Ashley Young (Manchester United)
Ben Foster (West Brom)
Matt Lowton (Aston Villa)
Luke Shaw (Southampton)
Steven Caulker (Cardiff City)
Ryan Shawcross (Stoke City)
Joleon Lescott (Manchester City)
Jack Rodwell (Manchester City)
Gareth Barry (Everton)
Adam Lallana (Southampton)
Raheem Sterling (Liverpool)
Nathan Redmond (Norwich City)
Wilfried Zaha (Manchester United)
Andy Carroll (West Ham)
Michael Dawson (Tottenham)
Kieran Gibbs (Arsenal)
NEW ENTRY: Saido Berahino (West Brom)
NEW ENTRY: James Ward-Prowse (Southampton)
NEW ENTRY: Harry Kane (Tottenham)
Amidst the euphoria of World Cup qualification, the progression of Gareth Southgate's England Under-21 side will not have gone unnoticed.

The young Lions may not have faced the likes of Spain or Germany - but their performances have still shown an immense level of promise and potential.

As such, three newcomers have made the outsiders list: Saido Berahino, James Ward-Prowse and Harry Kane, all of whom netted against San Marino or Lithuania.

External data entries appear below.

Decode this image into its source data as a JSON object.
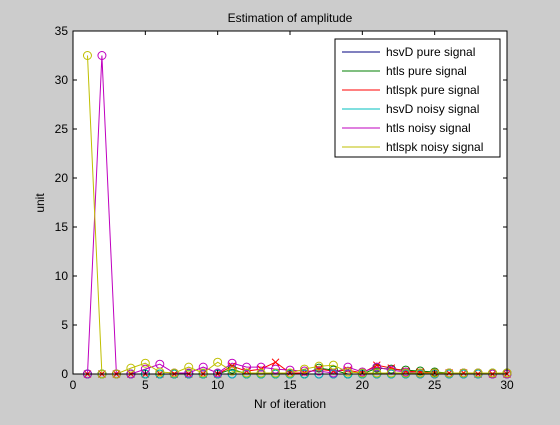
{
  "chart_data": {
    "type": "line",
    "title": "Estimation of amplitude",
    "xlabel": "Nr of iteration",
    "ylabel": "unit",
    "xlim": [
      0,
      30
    ],
    "ylim": [
      0,
      35
    ],
    "xticks": [
      "0",
      "5",
      "10",
      "15",
      "20",
      "25",
      "30"
    ],
    "yticks": [
      "0",
      "5",
      "10",
      "15",
      "20",
      "25",
      "30",
      "35"
    ],
    "grid": false,
    "legend_position": "top-right",
    "x": [
      1,
      2,
      3,
      4,
      5,
      6,
      7,
      8,
      9,
      10,
      11,
      12,
      13,
      14,
      15,
      16,
      17,
      18,
      19,
      20,
      21,
      22,
      23,
      24,
      25,
      26,
      27,
      28,
      29,
      30
    ],
    "series": [
      {
        "name": "hsvD pure signal",
        "color": "#00007f",
        "marker": "o",
        "values": [
          0,
          0,
          0,
          0,
          0,
          0,
          0,
          0,
          0,
          0,
          0,
          0,
          0,
          0,
          0,
          0,
          0,
          0,
          0,
          0,
          0,
          0,
          0,
          0,
          0,
          0,
          0,
          0,
          0,
          0
        ]
      },
      {
        "name": "htls pure signal",
        "color": "#007f00",
        "marker": "o",
        "values": [
          0,
          0,
          0,
          0,
          0,
          0,
          0,
          0,
          0,
          0,
          0.5,
          0,
          0,
          0,
          0,
          0,
          0.6,
          0.4,
          0,
          0,
          0.6,
          0.5,
          0.4,
          0.3,
          0.2,
          0.1,
          0.1,
          0.1,
          0.1,
          0.1
        ]
      },
      {
        "name": "htlspk pure signal",
        "color": "#ff0000",
        "marker": "x",
        "values": [
          0,
          0,
          0,
          0,
          0,
          0,
          0,
          0,
          0,
          0,
          0.8,
          0.3,
          0.5,
          1.2,
          0.1,
          0.1,
          0.5,
          0.3,
          0.4,
          0.1,
          0.9,
          0.6,
          0.3,
          0.2,
          0.1,
          0.1,
          0.1,
          0,
          0,
          0
        ]
      },
      {
        "name": "hsvD noisy signal",
        "color": "#00bfbf",
        "marker": "o",
        "values": [
          0,
          0,
          0,
          0,
          0,
          0,
          0,
          0,
          0,
          0,
          0,
          0,
          0,
          0,
          0,
          0,
          0,
          0,
          0,
          0,
          0,
          0,
          0,
          0,
          0,
          0,
          0,
          0,
          0,
          0
        ]
      },
      {
        "name": "htls noisy signal",
        "color": "#bf00bf",
        "marker": "o",
        "values": [
          0,
          32.5,
          0,
          0,
          0.5,
          1.0,
          0.1,
          0.1,
          0.7,
          0.1,
          1.1,
          0.7,
          0.7,
          0.5,
          0.4,
          0.3,
          0.3,
          0.1,
          0.7,
          0.2,
          0.7,
          0.4,
          0.2,
          0.1,
          0.1,
          0.1,
          0.1,
          0.1,
          0,
          0
        ]
      },
      {
        "name": "htlspk noisy signal",
        "color": "#bfbf00",
        "marker": "o",
        "values": [
          32.5,
          0,
          0,
          0.6,
          1.1,
          0.2,
          0.1,
          0.7,
          0.1,
          1.2,
          0.3,
          0.1,
          0.1,
          0.1,
          0.1,
          0.5,
          0.8,
          0.9,
          0.2,
          0.1,
          0.1,
          0.1,
          0.1,
          0.1,
          0.1,
          0.1,
          0.1,
          0.1,
          0.1,
          0.1
        ]
      }
    ]
  }
}
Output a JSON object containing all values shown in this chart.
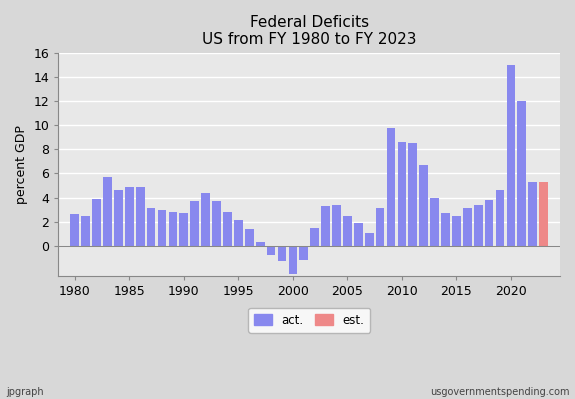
{
  "title": "Federal Deficits\nUS from FY 1980 to FY 2023",
  "ylabel": "percent GDP",
  "years": [
    1980,
    1981,
    1982,
    1983,
    1984,
    1985,
    1986,
    1987,
    1988,
    1989,
    1990,
    1991,
    1992,
    1993,
    1994,
    1995,
    1996,
    1997,
    1998,
    1999,
    2000,
    2001,
    2002,
    2003,
    2004,
    2005,
    2006,
    2007,
    2008,
    2009,
    2010,
    2011,
    2012,
    2013,
    2014,
    2015,
    2016,
    2017,
    2018,
    2019,
    2020,
    2021,
    2022,
    2023
  ],
  "values": [
    2.6,
    2.5,
    3.9,
    5.7,
    4.6,
    4.9,
    4.9,
    3.1,
    3.0,
    2.8,
    2.7,
    3.7,
    4.4,
    3.7,
    2.8,
    2.1,
    1.4,
    0.3,
    -0.8,
    -1.3,
    -2.3,
    -1.2,
    1.5,
    3.3,
    3.4,
    2.5,
    1.9,
    1.1,
    3.1,
    9.8,
    8.6,
    8.5,
    6.7,
    4.0,
    2.7,
    2.5,
    3.1,
    3.4,
    3.8,
    4.6,
    15.0,
    12.0,
    5.3,
    5.3
  ],
  "bar_color_act": "#8888ee",
  "bar_color_est": "#ee8888",
  "est_start_year": 2023,
  "ylim": [
    -2.5,
    16
  ],
  "yticks": [
    0,
    2,
    4,
    6,
    8,
    10,
    12,
    14,
    16
  ],
  "xticks": [
    1980,
    1985,
    1990,
    1995,
    2000,
    2005,
    2010,
    2015,
    2020
  ],
  "xlim": [
    1978.5,
    2024.5
  ],
  "background_color": "#d8d8d8",
  "plot_area_color": "#e8e8e8",
  "grid_color": "#ffffff",
  "title_fontsize": 11,
  "axis_fontsize": 9,
  "ylabel_fontsize": 9,
  "footnote_left": "jpgraph",
  "footnote_right": "usgovernmentspending.com",
  "legend_labels": [
    "act.",
    "est."
  ]
}
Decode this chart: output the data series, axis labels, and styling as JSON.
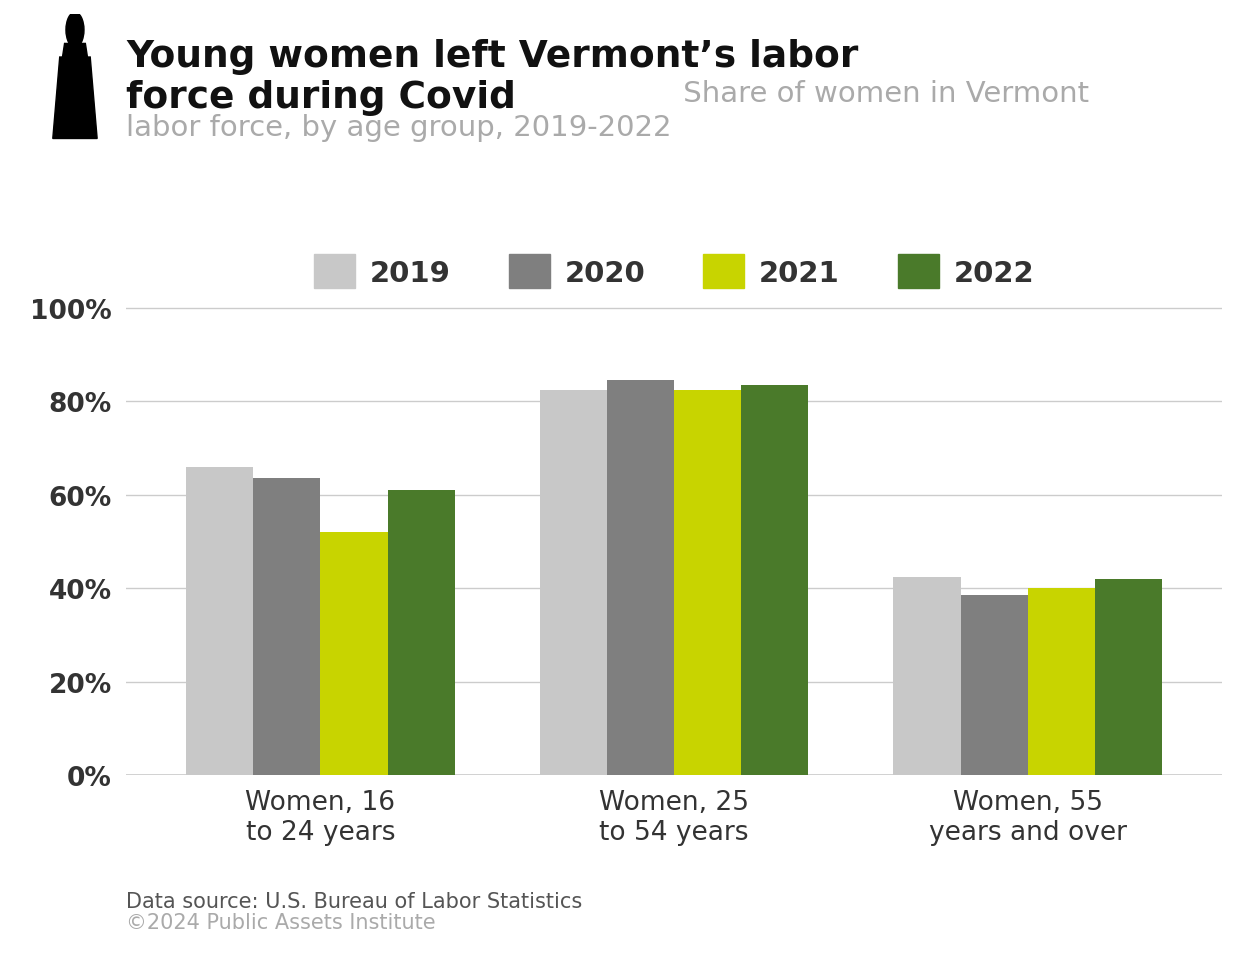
{
  "title_line1_bold": "Young women left Vermont’s labor",
  "title_line2_bold": "force during Covid",
  "title_line2_subtitle": " Share of women in Vermont",
  "title_line3_subtitle": "labor force, by age group, 2019-2022",
  "categories": [
    "Women, 16\nto 24 years",
    "Women, 25\nto 54 years",
    "Women, 55\nyears and over"
  ],
  "years": [
    "2019",
    "2020",
    "2021",
    "2022"
  ],
  "values": [
    [
      0.66,
      0.635,
      0.52,
      0.61
    ],
    [
      0.825,
      0.845,
      0.825,
      0.835
    ],
    [
      0.425,
      0.385,
      0.4,
      0.42
    ]
  ],
  "bar_colors": [
    "#c8c8c8",
    "#7f7f7f",
    "#c8d400",
    "#4a7a2a"
  ],
  "ylim": [
    0,
    1.08
  ],
  "yticks": [
    0.0,
    0.2,
    0.4,
    0.6,
    0.8,
    1.0
  ],
  "ytick_labels": [
    "0%",
    "20%",
    "40%",
    "60%",
    "80%",
    "100%"
  ],
  "legend_labels": [
    "2019",
    "2020",
    "2021",
    "2022"
  ],
  "data_source": "Data source: U.S. Bureau of Labor Statistics",
  "copyright": "©2024 Public Assets Institute",
  "background_color": "#ffffff",
  "grid_color": "#cccccc",
  "title_color": "#111111",
  "subtitle_color": "#aaaaaa",
  "axis_label_color": "#333333",
  "footer_color_source": "#555555",
  "footer_color_copy": "#aaaaaa"
}
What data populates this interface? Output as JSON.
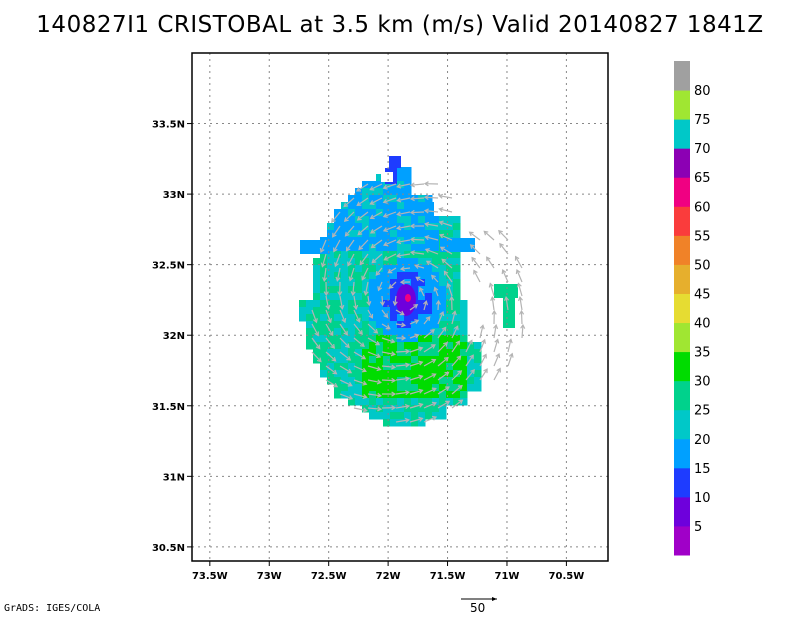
{
  "title": "140827I1 CRISTOBAL at 3.5 km (m/s) Valid 20140827 1841Z",
  "credit": "GrADS: IGES/COLA",
  "reference_vector_label": "50",
  "map": {
    "lon_range": [
      -73.65,
      -70.15
    ],
    "lat_range": [
      30.4,
      34.0
    ],
    "x_ticks": [
      {
        "value": -73.5,
        "label": "73.5W"
      },
      {
        "value": -73.0,
        "label": "73W"
      },
      {
        "value": -72.5,
        "label": "72.5W"
      },
      {
        "value": -72.0,
        "label": "72W"
      },
      {
        "value": -71.5,
        "label": "71.5W"
      },
      {
        "value": -71.0,
        "label": "71W"
      },
      {
        "value": -70.5,
        "label": "70.5W"
      }
    ],
    "y_ticks": [
      {
        "value": 33.5,
        "label": "33.5N"
      },
      {
        "value": 33.0,
        "label": "33N"
      },
      {
        "value": 32.5,
        "label": "32.5N"
      },
      {
        "value": 32.0,
        "label": "32N"
      },
      {
        "value": 31.5,
        "label": "31.5N"
      },
      {
        "value": 31.0,
        "label": "31N"
      },
      {
        "value": 30.5,
        "label": "30.5N"
      }
    ],
    "grid": true,
    "storm_center": {
      "lon": -71.85,
      "lat": 32.25
    }
  },
  "colorbar": {
    "labels": [
      "5",
      "10",
      "15",
      "20",
      "25",
      "30",
      "35",
      "40",
      "45",
      "50",
      "55",
      "60",
      "65",
      "70",
      "75",
      "80"
    ],
    "colors": [
      "#a000c8",
      "#6e00dc",
      "#1e3cff",
      "#00a0ff",
      "#00c8c8",
      "#00d28c",
      "#00dc00",
      "#a0e632",
      "#e6dc32",
      "#e6af2d",
      "#f08228",
      "#fa3c3c",
      "#f00082",
      "#8c00b4",
      "#00c8c8",
      "#a0e632",
      "#a0a0a0"
    ]
  }
}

It was the latter who scored the most - notching a hat-trick against San Marino - despite not featuring in the follow-up. The Tottenham forward has a point to prove this term, having featured just the once in the Premier League all season, but he is certainly showing what he can do with game time.

Berahino and Ward-Prowse, too, impressed over the course of the two qualifiers. The former netted twice against Lithuania, while Ward-Prowse scored a stunning free kick in the same encounter. With both youngsters also in good form for their clubs, a little chat with Southgate about the pair - and Kane - will do Hodgson no harm at all.

Meanwhile, Wilfried Zaha produced another solid display against Lithuania, registering two assists. The winger has the added bonus of already having made his senior debut, though a loan move away from Manchester United may be his only chance of making the squad.

For the rest of the names in this category, it is a case of as you were - with one or two minor exceptions.

Raheem Sterling, for example, will be enthused about his chances of making the World Cup next summer. The Liverpool winger has made a truly awful start to the club season, though Hodgson still opted to promote him to the senior squad as injury cover against Poland.

Conversely, while Gareth Barry has been offered no signs of support by the England setup, his form at Everton arguably gives him more than an outside shot of making the trip to Brazil.

For Kieran Gibbs, however, the national side's most recent qualifiers perhaps offer a damning verdict of the Arsenal full-back's standing within the international game. Selected for the squad as cover for Cole, Gibbs may have been hopeful of a start at right-back against Poland when Walker was suspended. Hodgson opted for Smalling, though, confirming that - while Gibbs is England's third choice at left back - he has even less chance of deputising on the other flank.